On Christmas day, the director led us in taking the children to Sunday school and it was there that I learnt that there was more to Christmas than presents and feasting. I learnt about Santa Claus story in a more kids version and accepted that the Gods greatest gift for me on Christmas was my self. It was amazing to see every child dedicating their prayers to Sam. This made us stronger and gave us some peace of mind during this difficult time. But the magic of my childhood image of Christmas could not be lost. Somehow, I was reminded of how Christmas was when I was a child. The message of the day remained to hope for a better tomorrow for Sam irrespective of the situation.
It was my different Christmas altogether. In the evening of Christmas day, things seemed to move from worse to worst. There were no lights and we spent the evening in the dark. The news came that Sam had succumbed to the pain. He had died on the Christmas day. I kept myself in the house because nothing had been the same all day and throughout the season. The darkness briefly suspended me and my thoughts into decades of silent and breathless future that peered down into the unknown. I thought about my life and the possibility that I may also die. I thought about Sam and I missed him more painfully.

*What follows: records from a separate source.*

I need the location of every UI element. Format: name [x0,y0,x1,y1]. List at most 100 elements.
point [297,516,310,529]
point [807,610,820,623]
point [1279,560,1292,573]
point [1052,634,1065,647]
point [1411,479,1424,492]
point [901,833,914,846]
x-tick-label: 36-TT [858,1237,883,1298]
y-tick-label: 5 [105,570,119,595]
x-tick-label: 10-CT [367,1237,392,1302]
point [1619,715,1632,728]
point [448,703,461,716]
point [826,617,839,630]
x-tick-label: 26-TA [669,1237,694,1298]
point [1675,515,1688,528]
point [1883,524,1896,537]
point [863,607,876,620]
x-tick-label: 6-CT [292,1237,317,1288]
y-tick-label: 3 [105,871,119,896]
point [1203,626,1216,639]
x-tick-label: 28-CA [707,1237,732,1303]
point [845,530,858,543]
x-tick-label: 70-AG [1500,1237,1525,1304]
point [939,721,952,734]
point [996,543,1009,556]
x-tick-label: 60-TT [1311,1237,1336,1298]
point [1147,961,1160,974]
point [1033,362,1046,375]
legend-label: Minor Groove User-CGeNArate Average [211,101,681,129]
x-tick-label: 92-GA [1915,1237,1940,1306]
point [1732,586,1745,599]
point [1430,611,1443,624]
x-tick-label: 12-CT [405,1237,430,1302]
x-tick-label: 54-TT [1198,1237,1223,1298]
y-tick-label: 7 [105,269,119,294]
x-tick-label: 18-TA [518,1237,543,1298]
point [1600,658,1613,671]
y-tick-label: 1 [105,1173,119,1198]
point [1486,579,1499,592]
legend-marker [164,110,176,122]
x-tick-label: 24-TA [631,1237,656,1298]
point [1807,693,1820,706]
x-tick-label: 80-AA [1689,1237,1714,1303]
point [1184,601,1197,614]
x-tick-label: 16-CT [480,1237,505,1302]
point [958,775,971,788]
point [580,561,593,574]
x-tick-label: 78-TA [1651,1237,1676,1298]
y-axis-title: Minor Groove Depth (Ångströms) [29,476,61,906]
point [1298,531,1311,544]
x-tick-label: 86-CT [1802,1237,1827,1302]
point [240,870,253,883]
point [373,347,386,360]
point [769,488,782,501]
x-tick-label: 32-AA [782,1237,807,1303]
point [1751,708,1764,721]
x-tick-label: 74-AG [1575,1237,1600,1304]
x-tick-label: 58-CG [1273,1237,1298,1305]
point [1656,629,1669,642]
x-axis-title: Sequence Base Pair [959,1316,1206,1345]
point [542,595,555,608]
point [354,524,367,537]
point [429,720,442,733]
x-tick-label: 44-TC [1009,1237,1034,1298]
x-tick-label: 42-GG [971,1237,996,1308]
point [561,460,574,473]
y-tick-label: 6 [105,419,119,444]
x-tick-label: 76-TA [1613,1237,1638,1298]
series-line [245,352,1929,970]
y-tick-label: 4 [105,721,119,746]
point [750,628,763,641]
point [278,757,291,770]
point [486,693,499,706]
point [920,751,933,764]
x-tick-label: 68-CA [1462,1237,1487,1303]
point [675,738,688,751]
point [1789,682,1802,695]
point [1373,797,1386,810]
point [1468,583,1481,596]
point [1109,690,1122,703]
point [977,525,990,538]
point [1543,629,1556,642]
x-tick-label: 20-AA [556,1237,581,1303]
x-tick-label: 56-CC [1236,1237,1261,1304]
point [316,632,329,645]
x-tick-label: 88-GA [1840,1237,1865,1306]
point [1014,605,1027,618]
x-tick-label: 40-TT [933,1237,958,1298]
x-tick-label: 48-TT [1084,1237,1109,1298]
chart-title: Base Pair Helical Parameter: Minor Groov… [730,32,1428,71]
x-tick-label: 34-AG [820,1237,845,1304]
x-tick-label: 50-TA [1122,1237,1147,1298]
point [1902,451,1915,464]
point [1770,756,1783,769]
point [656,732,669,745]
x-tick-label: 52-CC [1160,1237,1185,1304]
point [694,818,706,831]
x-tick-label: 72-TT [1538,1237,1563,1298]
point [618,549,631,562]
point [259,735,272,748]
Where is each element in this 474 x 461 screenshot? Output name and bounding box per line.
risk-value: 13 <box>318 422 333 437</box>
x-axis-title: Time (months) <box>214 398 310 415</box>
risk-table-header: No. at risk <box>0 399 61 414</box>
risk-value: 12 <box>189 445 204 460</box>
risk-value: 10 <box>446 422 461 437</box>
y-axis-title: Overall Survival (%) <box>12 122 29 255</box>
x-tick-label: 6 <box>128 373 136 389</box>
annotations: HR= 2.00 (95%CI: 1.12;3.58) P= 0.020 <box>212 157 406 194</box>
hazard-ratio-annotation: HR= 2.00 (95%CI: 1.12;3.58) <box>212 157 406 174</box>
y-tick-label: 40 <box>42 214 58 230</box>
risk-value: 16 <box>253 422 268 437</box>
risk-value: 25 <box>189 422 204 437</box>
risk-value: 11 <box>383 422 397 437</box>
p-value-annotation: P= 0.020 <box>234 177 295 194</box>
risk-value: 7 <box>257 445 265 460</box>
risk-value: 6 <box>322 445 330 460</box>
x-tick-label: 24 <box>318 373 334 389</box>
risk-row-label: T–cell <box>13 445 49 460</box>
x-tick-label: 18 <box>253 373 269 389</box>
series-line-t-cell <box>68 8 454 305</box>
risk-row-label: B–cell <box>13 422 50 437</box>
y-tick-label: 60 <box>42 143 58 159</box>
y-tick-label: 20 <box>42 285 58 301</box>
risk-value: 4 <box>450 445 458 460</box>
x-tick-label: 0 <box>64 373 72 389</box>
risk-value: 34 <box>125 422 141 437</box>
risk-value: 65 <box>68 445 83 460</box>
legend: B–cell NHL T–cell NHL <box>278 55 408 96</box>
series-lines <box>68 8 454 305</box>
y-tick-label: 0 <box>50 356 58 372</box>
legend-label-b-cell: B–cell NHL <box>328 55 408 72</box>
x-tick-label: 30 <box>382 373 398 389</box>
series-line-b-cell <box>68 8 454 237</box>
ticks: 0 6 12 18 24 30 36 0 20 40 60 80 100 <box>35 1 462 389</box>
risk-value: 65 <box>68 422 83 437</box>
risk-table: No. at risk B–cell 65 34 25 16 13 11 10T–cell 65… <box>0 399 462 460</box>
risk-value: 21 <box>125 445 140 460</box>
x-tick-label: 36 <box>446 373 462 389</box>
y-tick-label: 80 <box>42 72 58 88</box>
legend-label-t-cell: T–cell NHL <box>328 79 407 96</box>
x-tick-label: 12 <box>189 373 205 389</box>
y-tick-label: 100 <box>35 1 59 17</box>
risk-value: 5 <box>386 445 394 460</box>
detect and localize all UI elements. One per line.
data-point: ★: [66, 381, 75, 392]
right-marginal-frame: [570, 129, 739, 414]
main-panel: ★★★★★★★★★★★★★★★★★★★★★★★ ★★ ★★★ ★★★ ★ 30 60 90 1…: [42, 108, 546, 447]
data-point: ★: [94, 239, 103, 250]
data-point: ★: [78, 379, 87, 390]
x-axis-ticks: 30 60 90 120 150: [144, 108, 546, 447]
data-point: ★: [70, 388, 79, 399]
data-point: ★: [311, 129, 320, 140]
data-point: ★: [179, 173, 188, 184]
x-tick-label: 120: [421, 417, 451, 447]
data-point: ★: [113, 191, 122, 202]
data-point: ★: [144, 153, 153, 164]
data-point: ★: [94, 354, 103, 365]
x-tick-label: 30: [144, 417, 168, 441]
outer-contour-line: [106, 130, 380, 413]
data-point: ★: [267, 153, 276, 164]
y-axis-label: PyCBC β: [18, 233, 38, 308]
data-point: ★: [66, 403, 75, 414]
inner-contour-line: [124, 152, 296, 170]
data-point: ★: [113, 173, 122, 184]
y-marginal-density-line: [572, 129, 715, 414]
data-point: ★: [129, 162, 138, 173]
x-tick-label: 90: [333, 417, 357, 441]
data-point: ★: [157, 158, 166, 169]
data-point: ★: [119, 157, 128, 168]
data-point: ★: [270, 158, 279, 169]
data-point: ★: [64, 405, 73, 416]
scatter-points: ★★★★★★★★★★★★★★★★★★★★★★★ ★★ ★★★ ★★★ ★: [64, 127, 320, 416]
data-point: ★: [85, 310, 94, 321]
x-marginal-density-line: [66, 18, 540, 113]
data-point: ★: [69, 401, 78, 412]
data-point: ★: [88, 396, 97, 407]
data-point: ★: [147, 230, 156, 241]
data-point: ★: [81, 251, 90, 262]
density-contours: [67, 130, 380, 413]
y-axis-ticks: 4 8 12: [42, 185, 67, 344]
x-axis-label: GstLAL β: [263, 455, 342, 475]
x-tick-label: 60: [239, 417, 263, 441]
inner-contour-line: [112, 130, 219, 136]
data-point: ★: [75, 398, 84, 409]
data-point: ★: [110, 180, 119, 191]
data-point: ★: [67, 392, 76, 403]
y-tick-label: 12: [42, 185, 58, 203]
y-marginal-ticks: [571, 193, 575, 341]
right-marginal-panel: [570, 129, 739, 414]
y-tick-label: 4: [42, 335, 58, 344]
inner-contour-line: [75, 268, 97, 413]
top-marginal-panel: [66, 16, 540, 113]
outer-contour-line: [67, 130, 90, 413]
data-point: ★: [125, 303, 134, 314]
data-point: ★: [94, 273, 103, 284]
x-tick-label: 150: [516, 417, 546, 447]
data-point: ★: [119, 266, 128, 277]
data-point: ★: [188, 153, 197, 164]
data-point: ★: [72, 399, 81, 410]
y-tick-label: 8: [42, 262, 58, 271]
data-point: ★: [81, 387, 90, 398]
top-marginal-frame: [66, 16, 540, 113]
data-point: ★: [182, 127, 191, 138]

I retreated to corridors leading to the common room and cried out my heart for Sam. Life was futile. I cried like a little child. It was shortly that lights came back .The director, who had hitherto been strong and seemed happier, called us together and embraced each on of us on her chest something that was unusual of her. She then reminded us that we are a family irrespective of our diversity and Sam had brought us closer to each other. She regretted that the conditions of Sam had made our Christmas bitter but promised that once the funeral is over, we will as a family go to Hawaii
Every Christmas that followed even up-to-date always rekindle the thoughts of this black Christmas. With a flurry of activities, the joys and celebration that have accompanied every Christmas brings back the sad memories of that dark Christmas that stole my happiness. But at least, I spent it working for the poor.